FAG HAGS, DIVAS AND MOMS

The Legacy of Straight Women in the AIDS Community

by Victoria Noe

Pub Date: March 29th, 2019
ISBN: 978-0-9903081-9-5
Publisher: King Company Publishing

Public speaker and activist Noe (Friend Grief and Men, 2016, etc.) chronicles the sometimes-overlooked efforts of women who helped battle the AIDS epidemic.
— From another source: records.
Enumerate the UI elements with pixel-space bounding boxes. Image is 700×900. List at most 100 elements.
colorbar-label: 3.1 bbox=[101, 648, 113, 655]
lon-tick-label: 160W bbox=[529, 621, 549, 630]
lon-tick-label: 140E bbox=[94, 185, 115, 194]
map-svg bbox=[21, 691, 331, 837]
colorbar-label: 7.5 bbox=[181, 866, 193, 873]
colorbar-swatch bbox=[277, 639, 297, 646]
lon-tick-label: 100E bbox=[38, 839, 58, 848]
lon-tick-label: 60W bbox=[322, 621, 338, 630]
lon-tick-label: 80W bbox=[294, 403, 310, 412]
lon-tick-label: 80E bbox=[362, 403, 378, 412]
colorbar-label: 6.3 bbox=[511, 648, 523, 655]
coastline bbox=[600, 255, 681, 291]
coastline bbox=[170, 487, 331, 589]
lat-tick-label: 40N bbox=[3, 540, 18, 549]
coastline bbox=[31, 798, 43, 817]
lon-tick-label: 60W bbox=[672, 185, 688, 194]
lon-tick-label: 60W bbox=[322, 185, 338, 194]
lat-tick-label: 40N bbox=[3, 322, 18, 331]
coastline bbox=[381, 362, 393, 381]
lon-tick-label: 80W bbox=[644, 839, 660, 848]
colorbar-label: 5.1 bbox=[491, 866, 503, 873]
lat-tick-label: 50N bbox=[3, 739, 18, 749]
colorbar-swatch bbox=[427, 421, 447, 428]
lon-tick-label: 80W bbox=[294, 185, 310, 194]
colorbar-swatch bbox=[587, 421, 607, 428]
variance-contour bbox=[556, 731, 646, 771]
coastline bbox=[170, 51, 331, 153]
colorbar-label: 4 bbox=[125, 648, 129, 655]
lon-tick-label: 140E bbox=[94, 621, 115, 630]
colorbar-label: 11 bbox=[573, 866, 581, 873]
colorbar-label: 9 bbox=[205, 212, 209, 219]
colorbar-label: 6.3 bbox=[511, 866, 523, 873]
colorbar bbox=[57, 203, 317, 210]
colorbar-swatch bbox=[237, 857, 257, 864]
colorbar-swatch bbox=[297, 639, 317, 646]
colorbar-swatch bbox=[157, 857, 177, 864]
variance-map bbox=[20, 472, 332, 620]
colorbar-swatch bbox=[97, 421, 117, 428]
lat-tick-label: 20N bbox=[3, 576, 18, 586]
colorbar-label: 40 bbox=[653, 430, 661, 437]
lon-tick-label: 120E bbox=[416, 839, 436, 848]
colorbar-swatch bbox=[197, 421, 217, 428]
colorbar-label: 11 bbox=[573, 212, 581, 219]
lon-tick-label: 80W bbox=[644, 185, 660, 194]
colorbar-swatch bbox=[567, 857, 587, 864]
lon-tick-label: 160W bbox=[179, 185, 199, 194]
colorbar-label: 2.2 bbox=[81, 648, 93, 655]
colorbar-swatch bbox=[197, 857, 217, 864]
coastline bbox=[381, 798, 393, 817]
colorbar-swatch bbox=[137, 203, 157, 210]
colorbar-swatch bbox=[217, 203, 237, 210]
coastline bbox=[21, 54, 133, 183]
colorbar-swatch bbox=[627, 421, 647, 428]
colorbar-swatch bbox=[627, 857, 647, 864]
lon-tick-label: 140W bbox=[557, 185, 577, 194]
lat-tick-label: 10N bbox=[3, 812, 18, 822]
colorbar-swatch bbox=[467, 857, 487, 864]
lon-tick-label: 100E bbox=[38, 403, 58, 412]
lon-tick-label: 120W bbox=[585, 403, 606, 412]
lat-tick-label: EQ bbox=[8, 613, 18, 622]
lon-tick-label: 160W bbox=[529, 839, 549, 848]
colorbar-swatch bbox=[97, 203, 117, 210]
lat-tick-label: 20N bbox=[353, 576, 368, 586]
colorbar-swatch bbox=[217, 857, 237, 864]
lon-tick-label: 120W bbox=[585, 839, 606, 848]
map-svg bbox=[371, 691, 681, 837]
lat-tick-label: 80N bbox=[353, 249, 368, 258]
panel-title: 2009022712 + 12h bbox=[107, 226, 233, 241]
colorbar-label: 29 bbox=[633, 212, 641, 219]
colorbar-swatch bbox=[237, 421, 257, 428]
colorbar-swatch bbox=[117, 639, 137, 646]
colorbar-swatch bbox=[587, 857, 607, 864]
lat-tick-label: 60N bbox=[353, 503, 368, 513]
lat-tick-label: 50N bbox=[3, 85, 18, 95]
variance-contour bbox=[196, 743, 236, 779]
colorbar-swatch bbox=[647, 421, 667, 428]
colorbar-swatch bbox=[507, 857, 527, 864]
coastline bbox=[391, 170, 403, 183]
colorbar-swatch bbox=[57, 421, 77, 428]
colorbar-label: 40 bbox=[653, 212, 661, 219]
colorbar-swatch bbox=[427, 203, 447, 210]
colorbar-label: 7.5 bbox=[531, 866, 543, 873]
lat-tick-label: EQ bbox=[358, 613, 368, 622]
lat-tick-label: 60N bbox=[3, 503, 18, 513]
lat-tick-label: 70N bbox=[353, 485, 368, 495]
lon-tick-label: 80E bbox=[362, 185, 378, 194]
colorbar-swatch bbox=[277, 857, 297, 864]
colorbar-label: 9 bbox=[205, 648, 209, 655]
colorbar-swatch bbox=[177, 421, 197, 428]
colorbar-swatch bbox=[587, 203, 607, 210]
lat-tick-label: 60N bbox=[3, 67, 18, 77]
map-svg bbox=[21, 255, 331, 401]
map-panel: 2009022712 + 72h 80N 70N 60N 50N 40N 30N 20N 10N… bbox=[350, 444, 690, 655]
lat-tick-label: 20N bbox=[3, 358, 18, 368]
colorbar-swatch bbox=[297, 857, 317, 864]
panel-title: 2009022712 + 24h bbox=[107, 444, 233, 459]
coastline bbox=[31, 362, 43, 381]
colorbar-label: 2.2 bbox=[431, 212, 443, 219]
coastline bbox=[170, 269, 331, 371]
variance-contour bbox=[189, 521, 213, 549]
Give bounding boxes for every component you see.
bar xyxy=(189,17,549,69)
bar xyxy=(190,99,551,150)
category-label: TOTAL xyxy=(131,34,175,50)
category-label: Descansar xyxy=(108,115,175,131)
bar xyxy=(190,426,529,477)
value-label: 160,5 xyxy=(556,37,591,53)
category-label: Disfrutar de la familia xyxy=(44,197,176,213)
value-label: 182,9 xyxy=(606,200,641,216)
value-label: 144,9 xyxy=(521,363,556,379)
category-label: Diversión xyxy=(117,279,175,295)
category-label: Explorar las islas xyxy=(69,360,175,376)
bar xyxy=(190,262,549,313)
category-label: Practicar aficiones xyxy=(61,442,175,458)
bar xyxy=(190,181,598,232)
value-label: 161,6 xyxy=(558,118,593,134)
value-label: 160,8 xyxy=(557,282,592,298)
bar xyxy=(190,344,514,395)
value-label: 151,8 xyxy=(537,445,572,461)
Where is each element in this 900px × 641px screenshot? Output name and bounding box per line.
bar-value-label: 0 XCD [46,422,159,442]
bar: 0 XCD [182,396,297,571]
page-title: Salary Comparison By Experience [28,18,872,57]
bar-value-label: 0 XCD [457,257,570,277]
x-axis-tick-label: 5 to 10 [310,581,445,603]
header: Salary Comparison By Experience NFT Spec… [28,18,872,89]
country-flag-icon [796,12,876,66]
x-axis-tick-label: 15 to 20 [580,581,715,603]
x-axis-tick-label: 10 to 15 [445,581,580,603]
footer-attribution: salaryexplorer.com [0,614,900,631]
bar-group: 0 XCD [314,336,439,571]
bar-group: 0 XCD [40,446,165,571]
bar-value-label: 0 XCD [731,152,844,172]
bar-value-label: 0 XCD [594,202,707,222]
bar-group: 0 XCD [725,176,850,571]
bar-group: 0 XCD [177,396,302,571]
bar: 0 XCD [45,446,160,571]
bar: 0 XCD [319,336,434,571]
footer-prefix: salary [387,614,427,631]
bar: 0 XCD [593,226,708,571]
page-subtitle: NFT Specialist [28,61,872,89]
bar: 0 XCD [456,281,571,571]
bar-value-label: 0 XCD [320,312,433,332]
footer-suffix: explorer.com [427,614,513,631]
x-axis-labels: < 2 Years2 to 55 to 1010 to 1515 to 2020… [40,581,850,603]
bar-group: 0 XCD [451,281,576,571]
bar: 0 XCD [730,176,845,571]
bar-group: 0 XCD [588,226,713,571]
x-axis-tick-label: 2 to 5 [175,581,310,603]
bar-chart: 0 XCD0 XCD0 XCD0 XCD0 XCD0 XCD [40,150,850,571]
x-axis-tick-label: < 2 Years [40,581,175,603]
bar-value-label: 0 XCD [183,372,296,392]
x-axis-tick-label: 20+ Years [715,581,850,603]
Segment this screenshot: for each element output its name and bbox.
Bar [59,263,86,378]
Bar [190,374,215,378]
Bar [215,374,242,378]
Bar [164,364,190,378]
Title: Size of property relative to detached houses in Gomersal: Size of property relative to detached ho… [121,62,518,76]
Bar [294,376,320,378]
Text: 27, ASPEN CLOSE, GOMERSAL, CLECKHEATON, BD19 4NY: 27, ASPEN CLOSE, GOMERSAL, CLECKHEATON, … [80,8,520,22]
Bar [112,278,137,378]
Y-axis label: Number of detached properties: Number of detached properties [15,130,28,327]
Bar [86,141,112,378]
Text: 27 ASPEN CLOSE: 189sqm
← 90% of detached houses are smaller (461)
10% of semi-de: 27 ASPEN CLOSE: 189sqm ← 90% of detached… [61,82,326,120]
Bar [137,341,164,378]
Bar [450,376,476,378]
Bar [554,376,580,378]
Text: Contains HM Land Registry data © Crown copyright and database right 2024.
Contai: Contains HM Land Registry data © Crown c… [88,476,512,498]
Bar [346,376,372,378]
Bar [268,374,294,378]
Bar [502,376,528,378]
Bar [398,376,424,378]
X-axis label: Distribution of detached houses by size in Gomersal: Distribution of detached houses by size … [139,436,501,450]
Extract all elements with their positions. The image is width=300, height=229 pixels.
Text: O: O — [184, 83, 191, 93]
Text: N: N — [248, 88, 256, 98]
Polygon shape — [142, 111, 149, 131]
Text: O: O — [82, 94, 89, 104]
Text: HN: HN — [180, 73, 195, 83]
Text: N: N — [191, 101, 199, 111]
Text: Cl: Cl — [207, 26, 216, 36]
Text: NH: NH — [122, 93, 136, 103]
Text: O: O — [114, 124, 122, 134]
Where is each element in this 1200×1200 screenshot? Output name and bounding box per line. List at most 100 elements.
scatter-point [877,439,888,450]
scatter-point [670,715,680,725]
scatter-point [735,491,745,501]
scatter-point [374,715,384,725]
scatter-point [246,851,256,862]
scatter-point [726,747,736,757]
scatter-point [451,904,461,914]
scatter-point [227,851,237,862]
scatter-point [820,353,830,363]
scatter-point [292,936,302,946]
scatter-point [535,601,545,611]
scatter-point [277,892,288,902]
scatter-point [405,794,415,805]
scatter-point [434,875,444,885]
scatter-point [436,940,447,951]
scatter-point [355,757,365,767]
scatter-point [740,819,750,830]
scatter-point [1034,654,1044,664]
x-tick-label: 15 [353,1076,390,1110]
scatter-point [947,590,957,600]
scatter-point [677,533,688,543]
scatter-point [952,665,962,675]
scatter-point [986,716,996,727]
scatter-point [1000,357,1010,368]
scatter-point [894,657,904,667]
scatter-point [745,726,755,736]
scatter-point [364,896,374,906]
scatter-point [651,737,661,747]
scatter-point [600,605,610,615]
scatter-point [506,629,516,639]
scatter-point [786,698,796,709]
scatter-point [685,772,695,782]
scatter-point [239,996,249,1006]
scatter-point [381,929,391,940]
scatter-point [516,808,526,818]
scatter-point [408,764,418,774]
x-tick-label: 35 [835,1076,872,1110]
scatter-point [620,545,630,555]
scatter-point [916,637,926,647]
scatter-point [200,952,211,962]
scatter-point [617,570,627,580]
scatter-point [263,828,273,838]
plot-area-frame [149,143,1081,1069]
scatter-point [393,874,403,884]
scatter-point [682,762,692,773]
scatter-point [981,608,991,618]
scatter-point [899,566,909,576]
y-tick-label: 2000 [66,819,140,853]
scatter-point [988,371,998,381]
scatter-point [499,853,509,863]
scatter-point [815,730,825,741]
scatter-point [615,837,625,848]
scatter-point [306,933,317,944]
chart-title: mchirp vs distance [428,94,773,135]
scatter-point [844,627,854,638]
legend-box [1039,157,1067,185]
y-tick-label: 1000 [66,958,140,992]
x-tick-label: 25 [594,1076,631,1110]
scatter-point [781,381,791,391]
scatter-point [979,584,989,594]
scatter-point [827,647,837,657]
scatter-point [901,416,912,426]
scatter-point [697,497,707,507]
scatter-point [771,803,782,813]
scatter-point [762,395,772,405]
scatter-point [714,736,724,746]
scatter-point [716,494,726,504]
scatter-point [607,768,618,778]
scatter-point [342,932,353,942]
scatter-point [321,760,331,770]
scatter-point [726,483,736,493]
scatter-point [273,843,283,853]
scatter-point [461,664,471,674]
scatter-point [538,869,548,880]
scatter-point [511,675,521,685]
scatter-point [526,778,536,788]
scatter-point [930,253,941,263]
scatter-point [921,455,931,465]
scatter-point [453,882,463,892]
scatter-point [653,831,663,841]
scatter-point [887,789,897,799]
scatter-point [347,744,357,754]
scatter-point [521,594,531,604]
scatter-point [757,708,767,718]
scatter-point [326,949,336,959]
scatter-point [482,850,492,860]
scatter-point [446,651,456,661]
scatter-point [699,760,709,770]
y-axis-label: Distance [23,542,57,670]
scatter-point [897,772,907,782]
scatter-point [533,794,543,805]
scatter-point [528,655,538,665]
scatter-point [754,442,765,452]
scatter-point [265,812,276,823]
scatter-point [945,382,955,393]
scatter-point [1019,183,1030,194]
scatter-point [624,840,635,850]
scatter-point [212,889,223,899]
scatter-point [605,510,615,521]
In 2014, the author attended a panel discussion that featured gay and straight women who played prominent roles in the fight against AIDS. She felt that their impassioned stories needed more widespread attention. In this book, she informatively writes about tireless support workers, such as Terri Wilder, who dedicated her life to AIDS activism and awareness, and the late activist Iris De La Cruz, as well as more famous public figures, such as Elizabeth Taylor and Princess Diana. Other chapters focus on other women who were hospice volunteers, caregivers, mothers, pioneering researchers, and medical educators who were trained on the front lines of the epidemic. Many of these women were HIV-positive themselves and found that the system, with its consistent “lack of accurate, stigma-free sex education,” failed them, as it had the gay male community in the 1980s and ’90s. Noe writes proudly and engagingly of her own social and political advocacy and activism, including her work at a residential program for AIDS survivors, lobbying on Capitol Hill for the Ryan White Care Act in 1990, and joining ACT UP/NY in 2013. She remembers being known as a “fag hag” then, but she tells of how she learned to embrace that moniker. This essential book is most poignant when Noe channels the pain, loss, and helplessness of the 1980s, when AIDS-related hospital programs “did not have unanimous workplace support” and half of most primary care physicians refused to treat AIDS patients. Instead, she points out, men and women with AIDS had to rely on the kindness of strangers—people who nursed the ill, defended them, and, above all, loved them unconditionally. Noe’s book celebrates one sector of this compassionate network of caregivers with empathy, appreciation, solidarity, and immense pride.

An obvious labor of love for the author and a moving tribute to the unsung heroes of the AIDS crisis.